The Goal in more detail…

Our full objective is to create a reproducible jenkins k8s based CI environment that contributors, collaborating and downstream companies can easily clone. We see this as important to building an inclusive open-source culture and leading in OSS as an example of how an early-majority complex distributed technology can do QA to a professionally high standard.

In the spirit of open source I believe it is an exciting project: one that will also be a great example of what Jenkins is capable of. I am unaware of other such projects, if you are please let me know.

A number of committers in the Cassandra project will be working on this. As with most OSS projects, we rely a lot on volunteers, so all and any help is welcome and highly appreciated.

It is unusual to send out such a request for such significant scope to a volunteer based mailing list, but given it’s entirely OSS and could be quite prestigious to Jenkins, with room for volunteers in any shape or form, this unusual callout is being made nonetheless. You’re also welcome to reach out to me 1:1 if you have private questions/info.

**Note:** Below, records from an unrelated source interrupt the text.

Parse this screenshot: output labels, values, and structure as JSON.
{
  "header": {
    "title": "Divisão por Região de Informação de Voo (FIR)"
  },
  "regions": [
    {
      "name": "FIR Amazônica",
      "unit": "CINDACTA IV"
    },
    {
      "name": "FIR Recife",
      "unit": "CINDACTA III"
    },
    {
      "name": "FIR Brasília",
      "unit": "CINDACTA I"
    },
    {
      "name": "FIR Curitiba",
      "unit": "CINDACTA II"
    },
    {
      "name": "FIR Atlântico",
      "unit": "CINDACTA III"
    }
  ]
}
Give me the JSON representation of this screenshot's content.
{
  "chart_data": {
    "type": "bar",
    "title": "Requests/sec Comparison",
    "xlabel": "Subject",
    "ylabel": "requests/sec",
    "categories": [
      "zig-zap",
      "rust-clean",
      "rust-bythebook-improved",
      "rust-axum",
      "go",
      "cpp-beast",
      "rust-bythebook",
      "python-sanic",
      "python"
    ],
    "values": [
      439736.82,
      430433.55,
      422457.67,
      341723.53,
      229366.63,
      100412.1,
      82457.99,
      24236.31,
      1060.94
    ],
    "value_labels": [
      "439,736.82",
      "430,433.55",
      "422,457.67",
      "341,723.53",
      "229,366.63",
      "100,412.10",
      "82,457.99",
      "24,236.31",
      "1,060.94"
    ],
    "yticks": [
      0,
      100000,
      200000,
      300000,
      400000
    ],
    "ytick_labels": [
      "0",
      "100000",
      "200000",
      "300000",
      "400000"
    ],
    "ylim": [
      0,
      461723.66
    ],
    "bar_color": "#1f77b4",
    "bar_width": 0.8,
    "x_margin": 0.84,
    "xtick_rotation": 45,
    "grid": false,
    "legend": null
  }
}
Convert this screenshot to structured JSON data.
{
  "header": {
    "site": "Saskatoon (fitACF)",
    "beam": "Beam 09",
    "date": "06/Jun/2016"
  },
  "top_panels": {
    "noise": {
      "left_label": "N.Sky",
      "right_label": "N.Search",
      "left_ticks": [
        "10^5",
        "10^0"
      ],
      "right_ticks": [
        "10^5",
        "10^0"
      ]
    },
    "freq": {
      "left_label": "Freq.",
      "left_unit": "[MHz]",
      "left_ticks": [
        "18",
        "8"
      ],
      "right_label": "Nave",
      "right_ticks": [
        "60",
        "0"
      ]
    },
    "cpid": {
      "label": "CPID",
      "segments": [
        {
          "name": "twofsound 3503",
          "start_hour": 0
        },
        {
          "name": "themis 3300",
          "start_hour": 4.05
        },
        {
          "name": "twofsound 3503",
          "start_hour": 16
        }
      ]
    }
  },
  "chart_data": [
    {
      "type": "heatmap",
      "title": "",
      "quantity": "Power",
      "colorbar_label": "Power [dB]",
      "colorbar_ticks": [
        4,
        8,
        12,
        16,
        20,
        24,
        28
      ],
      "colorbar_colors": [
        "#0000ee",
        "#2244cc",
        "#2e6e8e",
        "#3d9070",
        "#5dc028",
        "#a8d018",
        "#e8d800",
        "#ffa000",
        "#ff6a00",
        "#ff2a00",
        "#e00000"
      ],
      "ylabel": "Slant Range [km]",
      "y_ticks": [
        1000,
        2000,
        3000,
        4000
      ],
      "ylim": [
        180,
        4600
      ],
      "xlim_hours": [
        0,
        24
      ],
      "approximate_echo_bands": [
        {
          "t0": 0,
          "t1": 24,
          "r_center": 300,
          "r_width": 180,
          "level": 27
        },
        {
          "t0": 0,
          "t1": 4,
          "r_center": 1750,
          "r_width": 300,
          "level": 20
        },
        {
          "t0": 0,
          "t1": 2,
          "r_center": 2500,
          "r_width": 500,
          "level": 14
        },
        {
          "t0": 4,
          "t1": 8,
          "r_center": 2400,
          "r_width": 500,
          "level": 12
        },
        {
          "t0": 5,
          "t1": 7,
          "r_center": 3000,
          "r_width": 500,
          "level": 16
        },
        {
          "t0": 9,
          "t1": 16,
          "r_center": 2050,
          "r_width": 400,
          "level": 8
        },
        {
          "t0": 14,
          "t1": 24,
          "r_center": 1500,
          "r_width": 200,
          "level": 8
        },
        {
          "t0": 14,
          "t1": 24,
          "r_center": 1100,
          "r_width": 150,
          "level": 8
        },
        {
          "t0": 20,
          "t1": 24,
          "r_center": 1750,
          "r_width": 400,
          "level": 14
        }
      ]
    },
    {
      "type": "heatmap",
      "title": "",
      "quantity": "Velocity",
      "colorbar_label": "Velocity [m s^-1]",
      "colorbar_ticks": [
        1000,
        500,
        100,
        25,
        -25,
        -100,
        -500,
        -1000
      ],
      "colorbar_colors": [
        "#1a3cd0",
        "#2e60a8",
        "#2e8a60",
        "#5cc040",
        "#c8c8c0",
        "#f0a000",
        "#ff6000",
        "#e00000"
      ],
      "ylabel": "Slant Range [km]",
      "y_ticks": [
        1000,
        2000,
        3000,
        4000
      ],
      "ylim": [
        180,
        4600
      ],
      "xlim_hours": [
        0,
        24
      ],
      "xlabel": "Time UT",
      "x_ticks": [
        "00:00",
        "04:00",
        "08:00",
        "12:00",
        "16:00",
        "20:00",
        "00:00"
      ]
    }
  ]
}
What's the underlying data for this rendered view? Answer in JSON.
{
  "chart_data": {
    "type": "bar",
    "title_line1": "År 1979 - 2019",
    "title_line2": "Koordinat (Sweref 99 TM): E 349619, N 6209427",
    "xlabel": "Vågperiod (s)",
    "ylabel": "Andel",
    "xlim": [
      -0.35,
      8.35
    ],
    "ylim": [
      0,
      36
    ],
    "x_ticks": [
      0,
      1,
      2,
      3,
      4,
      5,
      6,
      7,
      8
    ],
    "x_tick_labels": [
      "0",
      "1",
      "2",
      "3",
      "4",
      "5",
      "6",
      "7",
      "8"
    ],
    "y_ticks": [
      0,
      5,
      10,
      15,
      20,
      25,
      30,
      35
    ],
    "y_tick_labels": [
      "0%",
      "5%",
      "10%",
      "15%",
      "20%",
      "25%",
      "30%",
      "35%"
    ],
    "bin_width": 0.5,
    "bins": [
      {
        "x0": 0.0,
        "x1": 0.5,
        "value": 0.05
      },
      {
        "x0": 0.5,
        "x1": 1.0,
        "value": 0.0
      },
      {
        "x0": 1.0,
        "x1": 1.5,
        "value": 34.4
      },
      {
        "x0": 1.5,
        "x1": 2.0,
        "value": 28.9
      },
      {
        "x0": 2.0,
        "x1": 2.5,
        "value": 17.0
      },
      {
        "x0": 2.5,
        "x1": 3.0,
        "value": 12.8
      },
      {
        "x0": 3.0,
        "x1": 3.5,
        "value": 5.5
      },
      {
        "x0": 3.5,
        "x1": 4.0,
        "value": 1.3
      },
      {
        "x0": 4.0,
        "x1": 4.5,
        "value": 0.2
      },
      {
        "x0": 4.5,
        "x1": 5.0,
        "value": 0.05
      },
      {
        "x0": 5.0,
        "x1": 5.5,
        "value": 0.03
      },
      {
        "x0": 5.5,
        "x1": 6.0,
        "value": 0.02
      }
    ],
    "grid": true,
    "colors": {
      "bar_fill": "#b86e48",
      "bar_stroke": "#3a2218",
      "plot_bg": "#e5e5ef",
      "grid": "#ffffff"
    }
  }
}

A bit more technical info…

  • Further goals to the project are as follows:
  1. Faster turnaround times, to match those of our CircleCI setup.
  2. Ensure the CI implementation is intuitive and accessible to new contributors.
  3. Establish an accepted “test result output” format that can certify a commit irrespective of the CI environment, and be permanently archived.
  • We also wish to address several challenges that we currently face:
    A. Easier to debug and tune the setup. Feeding back to a more stable ci-cassandra.a.o platform for our post-commit CI: which remains as our canonical CI and runs on donated heterogeneous hardware around the world.
    B. Make it easier to identify and debug our very rare flaky tests.
    C. Be able to scale pre-commit testing using only OSS solutions.

  • Tearing down the jenkins setup in k8s should be optional, making it easy for devs involved testing cycles (i.e. re-using an already built setup).

More information can be found under the epic: CASSANDRA-18137

regards,
Mick, on behalf of the Apache Cassandra PMC